I do a lot of canning in September, but I'm still canning now, in January, too. Yesterday, I canned chicken broth and canned chicken meat (for making into chicken salad or adding to stir-fries). The other day, I canned chili. Neither load was a full canner, and so I also added jars of filtered water, which increases my emergency water supply and gives me a way to store my jars when they aren't filled with food ;).

We also use other preservation methods this time of year. Our dehydrator has a permanent place next to an outlet. I've been dehydrating a lot of leftover rice (which turns it into a "Minute Rice").

Fermenting is a year 'round endeavor, as well. We almost always have some beer or wine in the airlock, Kombucha on the counter or sauerkraut in a jar. Fermentation is a good way to use those long-storage fruits and vegetables that are nearing the end of their shelf life.

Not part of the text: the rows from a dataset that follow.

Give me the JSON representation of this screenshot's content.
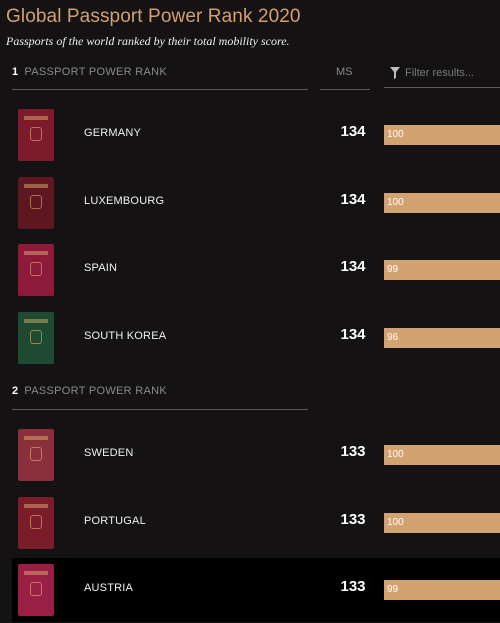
{
  "header": {
    "title": "Global Passport Power Rank 2020",
    "subtitle": "Passports of the world ranked by their total mobility score."
  },
  "columns": {
    "ms_label": "MS",
    "filter_placeholder": "Filter results..."
  },
  "groups": [
    {
      "rank": "1",
      "label": "PASSPORT POWER RANK",
      "rows": [
        {
          "country": "GERMANY",
          "ms": "134",
          "bar_value": "100",
          "bar_fraction": 1.0,
          "passport_color": "#7d1a2c"
        },
        {
          "country": "LUXEMBOURG",
          "ms": "134",
          "bar_value": "100",
          "bar_fraction": 1.0,
          "passport_color": "#5e1620"
        },
        {
          "country": "SPAIN",
          "ms": "134",
          "bar_value": "99",
          "bar_fraction": 1.0,
          "passport_color": "#8e1a3a"
        },
        {
          "country": "SOUTH KOREA",
          "ms": "134",
          "bar_value": "96",
          "bar_fraction": 1.0,
          "passport_color": "#1f4a32"
        }
      ]
    },
    {
      "rank": "2",
      "label": "PASSPORT POWER RANK",
      "rows": [
        {
          "country": "SWEDEN",
          "ms": "133",
          "bar_value": "100",
          "bar_fraction": 1.0,
          "passport_color": "#8a2f3c"
        },
        {
          "country": "PORTUGAL",
          "ms": "133",
          "bar_value": "100",
          "bar_fraction": 1.0,
          "passport_color": "#7a1c2a"
        },
        {
          "country": "AUSTRIA",
          "ms": "133",
          "bar_value": "99",
          "bar_fraction": 1.0,
          "passport_color": "#9a1f45"
        }
      ]
    }
  ],
  "colors": {
    "accent": "#d4a06c",
    "bar": "#d3a271",
    "background": "#141212",
    "active_row": "#000000"
  }
}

I've been spending the last month really thinking a lot about food preservation.

My daughters and I have been volunteering at our local food pantry. Pantry clients can visit twice a month for a specified amount of non-perishable food. Perishable foods, like bread and produce, are available to anyone at any time, because the pantry regularly receives donations of these food items, but they have a very short shelf-life, and the pantry has a finite amount of storage space. Anything that is moldy or questionable ends up in the pig box.

There are so many ways to take that food and extend the life of it. Much of the produce can be canned, fermented or dehydrated. The bread can be made into croutons.

I saw this recipe today for Sinless Cookies. All of the ingredients, except the chocolate chips, are almost always available at the pantry. I think I'm going to bring a copy of the recipe, and maybe a sample of the cookies, on my next volunteer day.

The cookies aren't about canning, but using old bananas rather than tossing them in the pig box is about preserving, and placed in an airtight container, these cookies will last longer than the bananas ... oh, and they sound delicious ;).

What's your favorite food preservation method?


  1. Good ideas. I do a combo of drying, canning and fermenting. I'm fermenting radishes and carrotts sticks today, with a little dill. Nice and crunchy. Where do you store all your canned goods? Do you have a room, cellar or? Love to see a pic...

    1. I wish I had a nice, neat pantry. What I have is some shelves in various parts of my kitchen area. I'll try to post some pictures ... if I can get my camera and my computer to work together.

  2. Definitely! I hate when I need jars or lids, and I get told at the stores "Oh, we only have those during canning season." Canning SEASON? What's that?